Jamais élection présidentielle n'aura coûté aussi cher. Les experts américains en dépenses publicitaires tablent sur un duel Barack Obama-Mitt Romney à plus de 2 milliards de dollars, peut-être même 2,5 milliards, ce qui correspond à 40% d'investissements supplémentaires par rapport à celle de 2008.
Le groupe d'études et de conseil Borrell Associates a réalisé une enquête détaillée sur l'ensemble des dépenses politiques de l'année. L'auteur du rapport, Kip Cassino, a mis bout à bout la présidentielle, les sénatoriales, les votes pour la Chambre des représentants, les juges et les élus locaux. L'ensemble représenterait 9,8 milliards de dépenses publicitaires, presque 3 milliards de plus qu'en 2008. Des chiffres à comparer aux 400 millions d'euros de la présidentielle et des législatives françaises.
L'expert de Borrell Associates tablait initialement sur 1,62 milliard de dollars pour la seule présidentielle. Mais c'était compter sans les «super PAC», une version survitaminée des traditionnels Political Action Committees (PAC), ces organisations représentant des intérêts privés et collectant de l'argent pour soutenir un candidat. En 2010, une décision de la Cour suprême leur a permis de recevoir des dons sans limite et de mener leur propre campagne publicitaire. Responsables cette année de 48% des dépenses, ce sont bien eux qui font monter la mayonnaise publicitaire de la présidentielle à cette hauteur financière.
Les milliardaires prêts à signer de gros chèques, parfois plusieurs millions de dollars, ont généreusement arrosé les «super PAC» pendant la campagne des primaires républicaines. Et quand Mitt Romney l'a emporté, ils ont continué à alimenter ces précieux soutiens conservateurs. Le roi de l'immobilier texan Bob Perry, le milliardaire des casinos Sheldon Adelson ou encore Julian Robertson, le célèbre patron du «hedge fund» (fonds de gestion alternative) Tiger Management, ont abondemment alimenté ces comités, comme Restore our Future, American for Prosperity, American Energy Alliance ou encore Crossroads, la création de Karl Rove, éminence grise de l'ex-président George W. Bush.
La part du lion pour la télévision
Le président démocrate Barack Obama a lui aussi bénéficié de la manne de ces machines à cash, telle Priorities USA. Mais ses amis haut placés sont moins fortunés. Jeffrey Katzenberg, le patron des studios d'animation Dreamworks, n'a fait don «que» de 2 millions de dollars. Jon Stryker, un militant de la cause homosexuelle et Irwin Jacobs, le fondateur de la société Qualcomm, ont également versé au pot.

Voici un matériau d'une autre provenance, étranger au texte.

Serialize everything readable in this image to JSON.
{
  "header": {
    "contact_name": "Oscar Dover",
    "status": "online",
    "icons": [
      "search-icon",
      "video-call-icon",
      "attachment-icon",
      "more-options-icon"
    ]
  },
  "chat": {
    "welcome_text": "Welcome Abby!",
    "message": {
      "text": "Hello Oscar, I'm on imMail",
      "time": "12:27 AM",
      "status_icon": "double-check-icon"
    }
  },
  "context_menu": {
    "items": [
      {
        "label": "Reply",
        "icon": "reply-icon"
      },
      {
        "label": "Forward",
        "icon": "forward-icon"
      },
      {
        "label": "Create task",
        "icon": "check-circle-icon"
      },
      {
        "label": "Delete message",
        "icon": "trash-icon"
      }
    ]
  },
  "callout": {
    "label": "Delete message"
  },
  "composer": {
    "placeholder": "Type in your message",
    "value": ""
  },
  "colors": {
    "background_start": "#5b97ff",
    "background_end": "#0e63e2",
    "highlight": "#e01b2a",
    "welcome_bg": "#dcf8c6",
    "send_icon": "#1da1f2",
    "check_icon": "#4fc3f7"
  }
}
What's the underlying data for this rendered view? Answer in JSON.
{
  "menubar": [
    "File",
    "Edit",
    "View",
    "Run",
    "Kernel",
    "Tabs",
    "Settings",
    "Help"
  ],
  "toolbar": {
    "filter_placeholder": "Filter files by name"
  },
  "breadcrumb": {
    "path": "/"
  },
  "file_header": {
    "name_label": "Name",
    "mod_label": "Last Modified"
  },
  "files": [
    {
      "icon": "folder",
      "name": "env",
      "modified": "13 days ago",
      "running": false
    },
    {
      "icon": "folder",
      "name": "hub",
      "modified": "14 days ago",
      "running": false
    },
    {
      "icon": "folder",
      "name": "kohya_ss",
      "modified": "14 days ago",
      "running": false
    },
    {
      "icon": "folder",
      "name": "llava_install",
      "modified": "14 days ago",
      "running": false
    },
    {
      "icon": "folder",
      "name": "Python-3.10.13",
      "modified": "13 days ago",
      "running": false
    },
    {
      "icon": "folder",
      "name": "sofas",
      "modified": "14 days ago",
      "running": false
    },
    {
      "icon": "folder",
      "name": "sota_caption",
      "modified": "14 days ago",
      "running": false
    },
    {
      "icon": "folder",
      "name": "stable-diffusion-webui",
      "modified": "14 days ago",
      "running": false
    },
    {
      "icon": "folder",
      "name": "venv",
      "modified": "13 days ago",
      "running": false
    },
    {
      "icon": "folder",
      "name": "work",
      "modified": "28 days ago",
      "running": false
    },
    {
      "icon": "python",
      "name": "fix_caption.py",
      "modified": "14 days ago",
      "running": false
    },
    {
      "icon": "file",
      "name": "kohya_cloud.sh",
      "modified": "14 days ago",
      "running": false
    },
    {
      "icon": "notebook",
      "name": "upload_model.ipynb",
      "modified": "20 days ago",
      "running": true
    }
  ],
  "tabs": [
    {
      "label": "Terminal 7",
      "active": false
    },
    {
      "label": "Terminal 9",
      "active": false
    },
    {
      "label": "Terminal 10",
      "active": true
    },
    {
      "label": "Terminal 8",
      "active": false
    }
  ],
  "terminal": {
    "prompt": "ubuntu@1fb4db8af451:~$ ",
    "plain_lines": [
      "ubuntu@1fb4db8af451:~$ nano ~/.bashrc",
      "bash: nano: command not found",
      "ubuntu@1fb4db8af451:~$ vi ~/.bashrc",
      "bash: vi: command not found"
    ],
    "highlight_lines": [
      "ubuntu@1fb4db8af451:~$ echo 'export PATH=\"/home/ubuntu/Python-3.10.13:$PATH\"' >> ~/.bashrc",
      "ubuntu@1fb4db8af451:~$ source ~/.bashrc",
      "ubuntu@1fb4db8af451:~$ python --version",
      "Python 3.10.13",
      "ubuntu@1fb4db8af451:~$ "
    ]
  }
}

Heureusement pour le président en place, les «bundlers» sont entrés en action. Ces amis qui réunissent de grosses sommes en organisant des repas à 50 000 dollars la table ont été particulièrement efficaces. Anna Wintour, la rédactrice en chef de Vogue, a récolté 2,7 millions de dollars et Harvey Weinstein, figure de proue du cinéma indépendant, a rapporté 750 000 dollars.
Tout cet argent sert essentiellement à payer les spots télévisés. L'expert de Borrell Associates estime que les journaux imprimés ne recevront que 7% de la manne. Les réseaux TV en revanche récupéreront la part du lion: 57,3%. La télévision câblée devrait engranger 9,5% et la radio 8,3%. Kip Cassino parie sur une envolée des publicités digitales de 616% par rapport à 2008. Mais, au final, le budget digital ne pèse que 1,5% du total. «Les directeurs de campagne ont appris leur métier dans les années 1990, constate Kip Cassino, ils croient beaucoup plus à la télévision.» Les deux derniers mois sont consacrés aux «Swing States», ces Etats qui peuvent basculer d'un côté ou de l'autre. C'est pourquoi Brad Adgate, directeur de recherche d'Horizon Media, parie lui aussi sur la télévision locale. «Les spots négatifs dénonçant l'autre candidat marchent très bien», assure-t-il. Miami, Orlando, Tampa, les trois grandes villes de l'Etat clé de Floride, vont être inondées.